Electric violinist Hugh Marsh’s impressively varied list of collaborations includes projects with Bruce Cockburn, Bauhaus’s Peter Murphy, Mary Margaret O’Hara, Iggy and The Stooges, the film scores of Hans Zimmer and Harry Gregson-Williams, and—most recently—recordings with Joseph Shabason and Jon Hassell. It was the latter who instigated the oblique strategy behind Marsh’s latest solo release: to spontaneously compose one piece of music every day for six months, all completed before 10 a.m. The results of this sunrise exercise are every bit as wide-ranging as Marsh’s credits, showcasing the vast sonic possibilities of his electronically processed strings and bow.

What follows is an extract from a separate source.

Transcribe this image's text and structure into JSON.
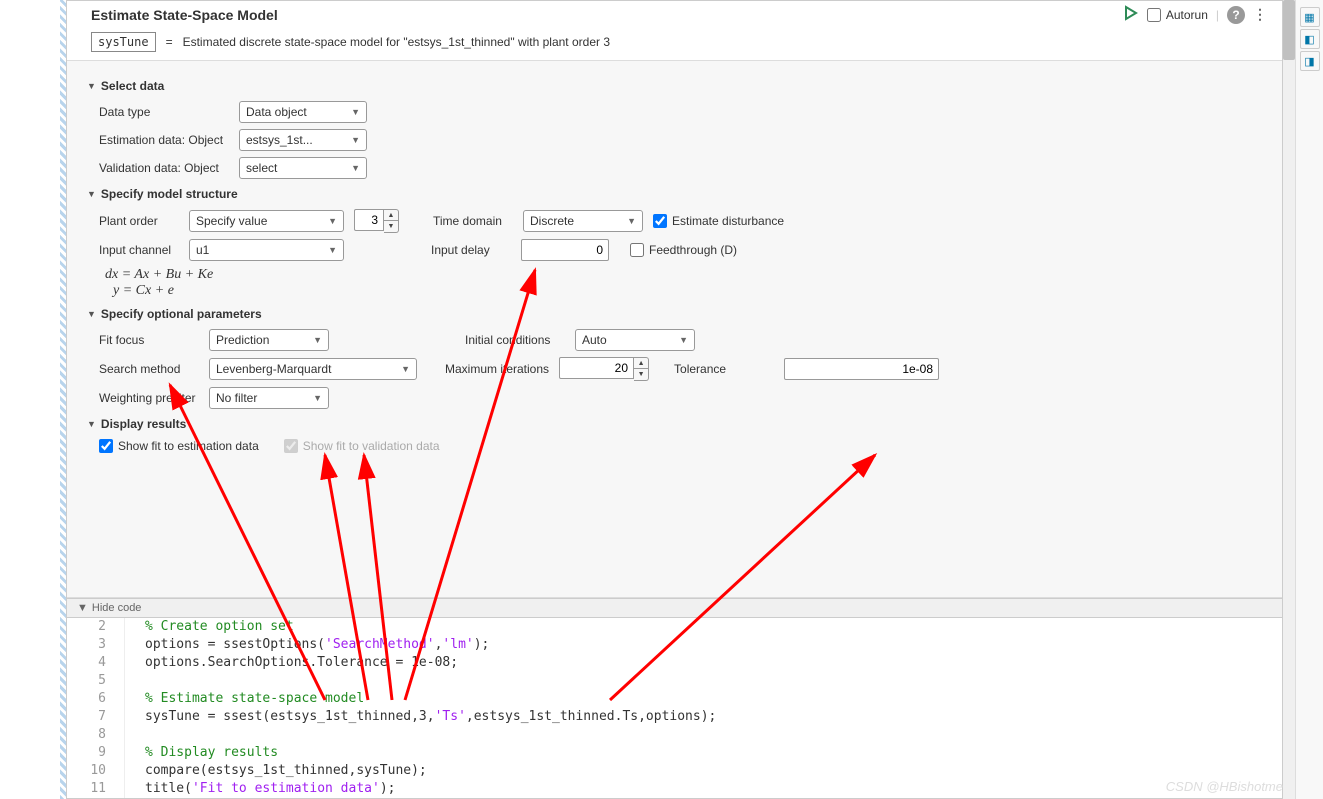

The origin of Violinvocations resides in Marsh's travelling from Toronto to Los Angeles for an unrelated project before learning of its cancellation. Having recently ended a long-term relationship, he decided to remain for a sojourn with Hassell during his downtime. The attendant displaced feelings may explain the mournful sound of “I Laid Down In The Snow,” opening the album with washes of static and gorgeous wraithlike shimmers. The ghosts are soon replaced by something even stranger. “Miku Murmuration” takes its title from an effect pedal emulating anime pop star Hatsune Miku, whose Vocaloid cries return to haunt “Da Solo Non Solitaro.” On “Thirtysix Hundred Grandview,” Marsh travels from plucky pizzicatos to Hassell-style fourth-world fantasias, before “A Beautiful Mistake” dive-bombs into an orchestra pit of alien Hendrix riffs.

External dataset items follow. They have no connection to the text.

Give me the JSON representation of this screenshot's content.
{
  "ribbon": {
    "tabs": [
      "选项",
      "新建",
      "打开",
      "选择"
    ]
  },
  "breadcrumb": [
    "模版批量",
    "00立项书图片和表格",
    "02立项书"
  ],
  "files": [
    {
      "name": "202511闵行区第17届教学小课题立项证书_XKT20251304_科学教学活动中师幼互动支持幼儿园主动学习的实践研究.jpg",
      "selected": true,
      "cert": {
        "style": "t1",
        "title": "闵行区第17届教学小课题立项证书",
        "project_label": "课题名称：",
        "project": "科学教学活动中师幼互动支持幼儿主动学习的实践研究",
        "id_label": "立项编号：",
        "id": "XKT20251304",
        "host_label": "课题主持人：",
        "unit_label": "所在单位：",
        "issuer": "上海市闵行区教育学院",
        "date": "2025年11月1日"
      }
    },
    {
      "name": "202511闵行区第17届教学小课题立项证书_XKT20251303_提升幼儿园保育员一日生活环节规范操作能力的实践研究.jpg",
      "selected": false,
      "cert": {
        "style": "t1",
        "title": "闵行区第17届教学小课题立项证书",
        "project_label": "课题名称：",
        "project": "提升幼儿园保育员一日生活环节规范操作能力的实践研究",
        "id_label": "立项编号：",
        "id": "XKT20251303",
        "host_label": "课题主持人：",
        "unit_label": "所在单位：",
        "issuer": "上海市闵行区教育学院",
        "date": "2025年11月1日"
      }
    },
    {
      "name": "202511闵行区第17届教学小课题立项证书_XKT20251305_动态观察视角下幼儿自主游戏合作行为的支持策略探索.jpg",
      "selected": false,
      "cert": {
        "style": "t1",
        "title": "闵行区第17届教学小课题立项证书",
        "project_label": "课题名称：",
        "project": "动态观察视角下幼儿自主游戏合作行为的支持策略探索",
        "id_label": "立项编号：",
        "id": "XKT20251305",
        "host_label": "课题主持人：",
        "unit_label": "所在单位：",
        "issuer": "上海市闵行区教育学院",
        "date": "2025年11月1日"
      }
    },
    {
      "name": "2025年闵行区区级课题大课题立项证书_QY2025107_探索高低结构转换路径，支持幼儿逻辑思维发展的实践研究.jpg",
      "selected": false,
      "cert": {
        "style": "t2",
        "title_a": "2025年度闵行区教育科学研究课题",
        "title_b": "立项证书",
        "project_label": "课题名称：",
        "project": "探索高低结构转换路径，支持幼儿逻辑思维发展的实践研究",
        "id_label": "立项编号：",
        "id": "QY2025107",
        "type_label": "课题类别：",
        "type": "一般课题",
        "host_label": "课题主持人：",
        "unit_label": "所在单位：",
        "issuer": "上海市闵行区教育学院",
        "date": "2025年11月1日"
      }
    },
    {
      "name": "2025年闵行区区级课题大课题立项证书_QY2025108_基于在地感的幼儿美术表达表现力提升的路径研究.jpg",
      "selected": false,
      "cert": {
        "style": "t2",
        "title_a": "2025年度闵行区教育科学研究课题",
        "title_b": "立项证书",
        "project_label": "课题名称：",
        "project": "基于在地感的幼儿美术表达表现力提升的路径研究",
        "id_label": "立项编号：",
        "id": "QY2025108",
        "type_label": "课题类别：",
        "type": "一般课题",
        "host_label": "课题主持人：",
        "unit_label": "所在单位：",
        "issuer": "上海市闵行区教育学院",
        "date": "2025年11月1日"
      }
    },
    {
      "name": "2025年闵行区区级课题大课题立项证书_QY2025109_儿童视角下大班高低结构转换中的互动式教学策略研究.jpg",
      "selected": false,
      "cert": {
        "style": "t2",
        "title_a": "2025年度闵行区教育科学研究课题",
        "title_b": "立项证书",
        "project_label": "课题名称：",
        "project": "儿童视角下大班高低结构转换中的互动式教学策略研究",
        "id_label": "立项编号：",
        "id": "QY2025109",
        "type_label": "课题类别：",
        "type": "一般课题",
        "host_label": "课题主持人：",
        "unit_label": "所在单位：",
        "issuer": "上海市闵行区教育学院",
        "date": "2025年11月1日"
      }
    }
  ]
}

The heartrending “She Will” returns to earth with the only song fully recognizable as the album’s titular instrument, dedicated to Marsh’s mother, who tragically passed away shortly after its completion. Though the tracks stretch past nine minutes, these juxtapositions of lovelorn instrumental laments and playful sound sculpting don’t rest in one place for long, which is fitting for a man of Marsh’s singularly sweeping vocation.